El 28 de marzo pasado, es decir, hace once días, usted hizo una serie de comentarios en Radio UNAM que atentan contra el espíritu de la Máxima Casa de Estudios y de la misión que tiene la radiodifusora; no es su lenguaje procaz (aunque poco favorecedor del intercambio público, eso es lo de menos), lo que importa es que usted menosprecia a las mujeres víctimas de la violación, hace escarnio de ellas y llega a decir, incluso, que a muchas de ellas les gusta. Usted es titular de un programa universitario y no tuvo reparo alguno para expresar su supina ignorancia de la ley y los más elementales principios de la ética para situarse del lado de la víctima en todo momento. Los términos que empleó no los repito, son ahora del conocimiento público.

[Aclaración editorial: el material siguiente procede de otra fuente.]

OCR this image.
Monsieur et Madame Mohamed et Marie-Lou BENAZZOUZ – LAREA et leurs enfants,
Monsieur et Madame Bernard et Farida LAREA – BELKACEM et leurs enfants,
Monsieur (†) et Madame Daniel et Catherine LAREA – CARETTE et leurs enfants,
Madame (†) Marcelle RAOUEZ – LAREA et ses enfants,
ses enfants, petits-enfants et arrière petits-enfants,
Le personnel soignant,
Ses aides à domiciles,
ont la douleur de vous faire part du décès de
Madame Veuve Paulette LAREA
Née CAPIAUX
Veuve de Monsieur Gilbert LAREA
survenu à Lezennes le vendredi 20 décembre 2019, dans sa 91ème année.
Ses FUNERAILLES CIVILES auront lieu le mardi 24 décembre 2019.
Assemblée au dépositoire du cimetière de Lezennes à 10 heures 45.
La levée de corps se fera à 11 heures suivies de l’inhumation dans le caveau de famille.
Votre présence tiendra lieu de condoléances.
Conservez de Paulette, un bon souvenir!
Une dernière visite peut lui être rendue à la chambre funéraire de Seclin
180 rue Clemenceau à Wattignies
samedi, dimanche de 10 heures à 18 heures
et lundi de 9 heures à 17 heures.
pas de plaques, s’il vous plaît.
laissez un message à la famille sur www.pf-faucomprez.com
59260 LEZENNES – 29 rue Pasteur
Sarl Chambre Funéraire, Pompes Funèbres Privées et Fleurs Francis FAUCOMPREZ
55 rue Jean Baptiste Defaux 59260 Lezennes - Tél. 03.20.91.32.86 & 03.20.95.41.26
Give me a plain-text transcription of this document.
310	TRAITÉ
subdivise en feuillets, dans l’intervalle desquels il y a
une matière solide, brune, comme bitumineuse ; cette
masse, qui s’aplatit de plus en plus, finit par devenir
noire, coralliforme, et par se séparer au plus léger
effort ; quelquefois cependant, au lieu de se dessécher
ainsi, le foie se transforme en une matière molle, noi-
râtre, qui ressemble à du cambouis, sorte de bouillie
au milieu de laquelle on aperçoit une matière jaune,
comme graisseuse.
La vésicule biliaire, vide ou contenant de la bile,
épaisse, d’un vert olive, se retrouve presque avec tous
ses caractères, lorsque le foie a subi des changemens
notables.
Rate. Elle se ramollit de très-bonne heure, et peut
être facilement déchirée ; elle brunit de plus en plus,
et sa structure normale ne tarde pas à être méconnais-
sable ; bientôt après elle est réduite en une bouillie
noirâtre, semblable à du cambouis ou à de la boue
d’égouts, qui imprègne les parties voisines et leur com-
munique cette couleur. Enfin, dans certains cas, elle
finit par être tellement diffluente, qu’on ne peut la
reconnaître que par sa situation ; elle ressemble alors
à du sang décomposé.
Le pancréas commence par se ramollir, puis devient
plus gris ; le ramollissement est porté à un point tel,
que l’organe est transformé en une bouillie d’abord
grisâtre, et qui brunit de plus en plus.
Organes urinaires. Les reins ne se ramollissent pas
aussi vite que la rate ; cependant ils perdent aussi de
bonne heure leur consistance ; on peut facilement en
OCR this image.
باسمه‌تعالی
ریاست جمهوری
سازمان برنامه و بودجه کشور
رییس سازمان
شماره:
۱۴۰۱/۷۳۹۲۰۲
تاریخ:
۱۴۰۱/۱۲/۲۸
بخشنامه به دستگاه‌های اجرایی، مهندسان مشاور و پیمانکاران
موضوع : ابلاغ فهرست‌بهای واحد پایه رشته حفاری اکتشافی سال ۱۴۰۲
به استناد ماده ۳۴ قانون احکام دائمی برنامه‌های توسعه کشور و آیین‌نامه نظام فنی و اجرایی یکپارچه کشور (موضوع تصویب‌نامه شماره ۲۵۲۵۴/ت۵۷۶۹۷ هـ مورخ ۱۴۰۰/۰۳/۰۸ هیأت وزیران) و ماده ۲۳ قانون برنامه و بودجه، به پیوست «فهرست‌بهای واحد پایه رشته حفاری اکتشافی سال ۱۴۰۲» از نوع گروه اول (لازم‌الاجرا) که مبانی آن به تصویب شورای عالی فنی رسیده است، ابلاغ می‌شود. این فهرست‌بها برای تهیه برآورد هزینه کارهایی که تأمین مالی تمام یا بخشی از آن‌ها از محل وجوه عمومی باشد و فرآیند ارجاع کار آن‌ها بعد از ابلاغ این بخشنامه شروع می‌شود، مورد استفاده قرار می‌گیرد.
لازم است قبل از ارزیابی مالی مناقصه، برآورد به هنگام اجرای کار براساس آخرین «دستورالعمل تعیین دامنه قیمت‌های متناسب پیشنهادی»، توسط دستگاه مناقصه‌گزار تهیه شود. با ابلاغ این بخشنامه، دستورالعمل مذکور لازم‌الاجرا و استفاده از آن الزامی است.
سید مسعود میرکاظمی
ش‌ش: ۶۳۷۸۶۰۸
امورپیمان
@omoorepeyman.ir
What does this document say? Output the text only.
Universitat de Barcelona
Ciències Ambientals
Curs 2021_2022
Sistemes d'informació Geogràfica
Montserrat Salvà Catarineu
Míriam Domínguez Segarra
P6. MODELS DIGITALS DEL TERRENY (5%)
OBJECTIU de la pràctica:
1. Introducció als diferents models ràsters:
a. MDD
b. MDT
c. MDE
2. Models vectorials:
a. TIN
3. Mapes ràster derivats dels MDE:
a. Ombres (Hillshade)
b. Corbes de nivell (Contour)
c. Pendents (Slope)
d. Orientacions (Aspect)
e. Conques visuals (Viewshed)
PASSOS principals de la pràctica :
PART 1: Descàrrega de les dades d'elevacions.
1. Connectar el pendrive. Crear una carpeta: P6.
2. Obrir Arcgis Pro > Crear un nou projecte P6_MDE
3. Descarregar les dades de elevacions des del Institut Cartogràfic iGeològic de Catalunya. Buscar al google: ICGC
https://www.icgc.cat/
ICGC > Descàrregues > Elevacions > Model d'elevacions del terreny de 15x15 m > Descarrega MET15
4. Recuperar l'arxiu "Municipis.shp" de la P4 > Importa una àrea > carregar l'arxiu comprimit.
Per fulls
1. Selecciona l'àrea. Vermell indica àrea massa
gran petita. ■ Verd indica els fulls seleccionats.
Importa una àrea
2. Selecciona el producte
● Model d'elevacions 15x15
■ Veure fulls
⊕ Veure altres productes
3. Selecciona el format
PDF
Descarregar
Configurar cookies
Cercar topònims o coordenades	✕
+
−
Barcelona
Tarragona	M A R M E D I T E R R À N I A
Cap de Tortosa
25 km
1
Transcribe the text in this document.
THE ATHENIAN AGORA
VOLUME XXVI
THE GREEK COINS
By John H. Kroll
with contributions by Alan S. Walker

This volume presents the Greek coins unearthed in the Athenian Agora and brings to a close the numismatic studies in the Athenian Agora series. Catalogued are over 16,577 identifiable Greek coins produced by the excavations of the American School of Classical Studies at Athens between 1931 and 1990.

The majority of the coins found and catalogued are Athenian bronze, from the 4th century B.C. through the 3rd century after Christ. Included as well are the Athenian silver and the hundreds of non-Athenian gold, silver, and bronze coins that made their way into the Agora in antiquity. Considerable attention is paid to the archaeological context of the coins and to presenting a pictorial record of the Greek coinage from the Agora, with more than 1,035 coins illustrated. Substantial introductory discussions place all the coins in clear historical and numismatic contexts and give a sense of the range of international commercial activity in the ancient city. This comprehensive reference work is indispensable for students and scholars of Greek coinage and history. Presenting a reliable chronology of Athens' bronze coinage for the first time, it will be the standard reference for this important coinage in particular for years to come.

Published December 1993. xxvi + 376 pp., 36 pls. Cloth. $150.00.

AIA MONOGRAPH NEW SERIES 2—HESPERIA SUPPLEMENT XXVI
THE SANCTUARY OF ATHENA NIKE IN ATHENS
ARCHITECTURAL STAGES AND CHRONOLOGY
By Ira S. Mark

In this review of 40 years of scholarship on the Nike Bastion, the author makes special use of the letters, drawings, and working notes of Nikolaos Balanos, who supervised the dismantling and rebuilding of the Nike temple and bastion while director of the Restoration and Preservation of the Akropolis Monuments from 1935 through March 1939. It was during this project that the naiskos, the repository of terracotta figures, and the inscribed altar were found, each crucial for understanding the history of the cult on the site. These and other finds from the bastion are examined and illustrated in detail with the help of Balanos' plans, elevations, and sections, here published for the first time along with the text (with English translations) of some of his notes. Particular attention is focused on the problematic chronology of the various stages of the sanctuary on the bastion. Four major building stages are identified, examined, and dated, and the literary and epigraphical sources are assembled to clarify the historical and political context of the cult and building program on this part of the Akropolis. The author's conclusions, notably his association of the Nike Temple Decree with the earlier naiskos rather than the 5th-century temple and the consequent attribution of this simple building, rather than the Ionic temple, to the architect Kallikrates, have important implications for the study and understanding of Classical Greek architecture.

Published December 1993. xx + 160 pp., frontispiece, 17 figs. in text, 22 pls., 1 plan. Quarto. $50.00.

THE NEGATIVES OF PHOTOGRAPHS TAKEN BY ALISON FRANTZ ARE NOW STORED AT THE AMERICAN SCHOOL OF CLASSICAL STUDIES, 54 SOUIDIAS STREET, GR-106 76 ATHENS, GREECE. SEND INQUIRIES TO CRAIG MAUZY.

Han pasado once días, reitero, desde que usted manifestó esa deplorable postura, sin que el rector de la UNAM o cualquiera de las instancias directamente involucradas hubieran hecho algo al respecto. Y esa omisión no sólo es delicada porque es aquiescente con la transgresión de los principios universitarios, sino porque también es violatoria de la ley federal de telecomunicaciones. Espero que pronto haga algo la autoridad universitaria pero mientras tanto creo que usted debería renunciar a la responsabilidad que le implica tener un micrófono universitario.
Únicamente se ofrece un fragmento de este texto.